Parametric analysis of an air-heated humidification-dehumidification (HDH) desalination system with waste heat recovery

• Air-heated HDH desalination with waste heat recovery is proposed.
• Performance of the desalination system is calculated.
• Second law of thermodynamics is applied to judge the feasibility of the desalination system.
• Sensitivity analysis at different parameters is calculated and presented.

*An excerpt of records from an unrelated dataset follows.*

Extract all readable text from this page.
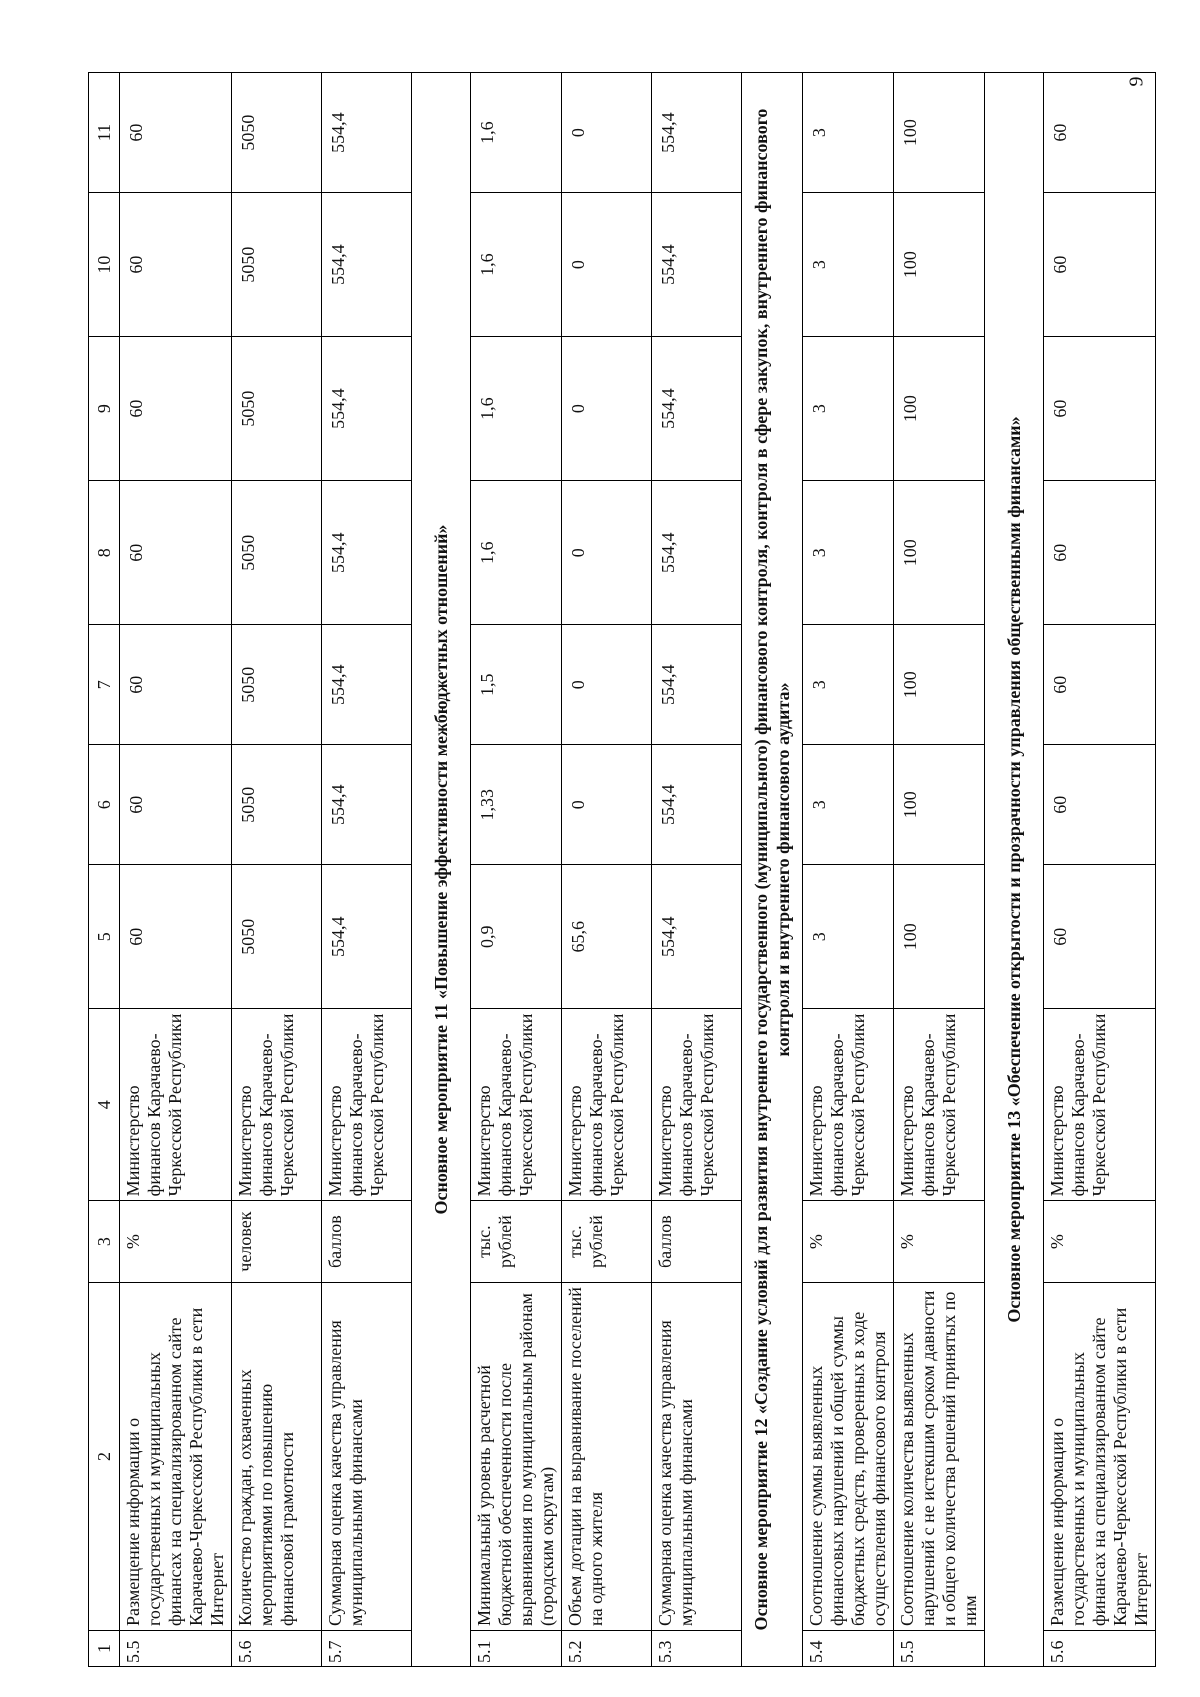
9
1	2	3	4	5	6	7	8	9	10	11
5.5	Размещение информации о государственных и муниципальных финансах на специализированном сайте Карачаево-Черкесской Республики в сети Интернет	%	Министерство финансов Карачаево-Черкесской Республики	60	60	60	60	60	60	60
5.6	Количество граждан, охваченных мероприятиями по повышению финансовой грамотности	человек	Министерство финансов Карачаево-Черкесской Республики	5050	5050	5050	5050	5050	5050	5050
5.7	Суммарная оценка качества управления муниципальными финансами	баллов	Министерство финансов Карачаево-Черкесской Республики	554,4	554,4	554,4	554,4	554,4	554,4	554,4
Основное мероприятие 11 «Повышение эффективности межбюджетных отношений»										
5.1	Минимальный уровень расчетной бюджетной обеспеченности после выравнивания по муниципальным районам (городским округам)	тыс. рублей	Министерство финансов Карачаево-Черкесской Республики	0,9	1,33	1,5	1,6	1,6	1,6	1,6
5.2	Объем дотации на выравнивание поселений на одного жителя	тыс. рублей	Министерство финансов Карачаево-Черкесской Республики	65,6	0	0	0	0	0	0
5.3	Суммарная оценка качества управления муниципальными финансами	баллов	Министерство финансов Карачаево-Черкесской Республики	554,4	554,4	554,4	554,4	554,4	554,4	554,4
Основное мероприятие 12 «Создание условий для развития внутреннего государственного (муниципального) финансового контроля, контроля в сфере закупок, внутреннего финансового контроля и внутреннего финансового аудита»										
5.4	Соотношение суммы выявленных финансовых нарушений и общей суммы бюджетных средств, проверенных в ходе осуществления финансового контроля	%	Министерство финансов Карачаево-Черкесской Республики	3	3	3	3	3	3	3
5.5	Соотношение количества выявленных нарушений с не истекшим сроком давности и общего количества решений принятых по ним	%	Министерство финансов Карачаево-Черкесской Республики	100	100	100	100	100	100	100
Основное мероприятие 13 «Обеспечение открытости и прозрачности управления общественными финансами»										
5.6	Размещение информации о государственных и муниципальных финансах на специализированном сайте Карачаево-Черкесской Республики в сети Интернет	%	Министерство финансов Карачаево-Черкесской Республики	60	60	60	60	60	60	60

Industrial waste heat is effective to provide power for the desalination system to acquire distilled water. In this paper, exhaust gas is drawn into the plate heat exchangers (PHEs) to heat the circulated humid air within the humidification dehumidification (HDH) desalination unit. Based on the governing equations of the components and the fixed-effectiveness model, key parameters are prescribed to accomplish the performance analysis of the HDH desalination system, and the relevant recovery results of the waste heat are also attained. The simulation results present that the balance condition of the dehumidifier is inaccessible due to a negative specific entropy generation of the dehumidifier in spite of the obtained best performance at such point. It is summarized that high values of the component effectiveness and the initial temperature as well as the vacuum environment are beneficial to raise the performance of the desalination system and reduce the heat transfer surface area for the PHEs. Moreover, the elevation of the top temperature contributes to a slight elevation of the gained-output-ratio (GOR), while the relevant heat transfer surface area of the PHEs increases.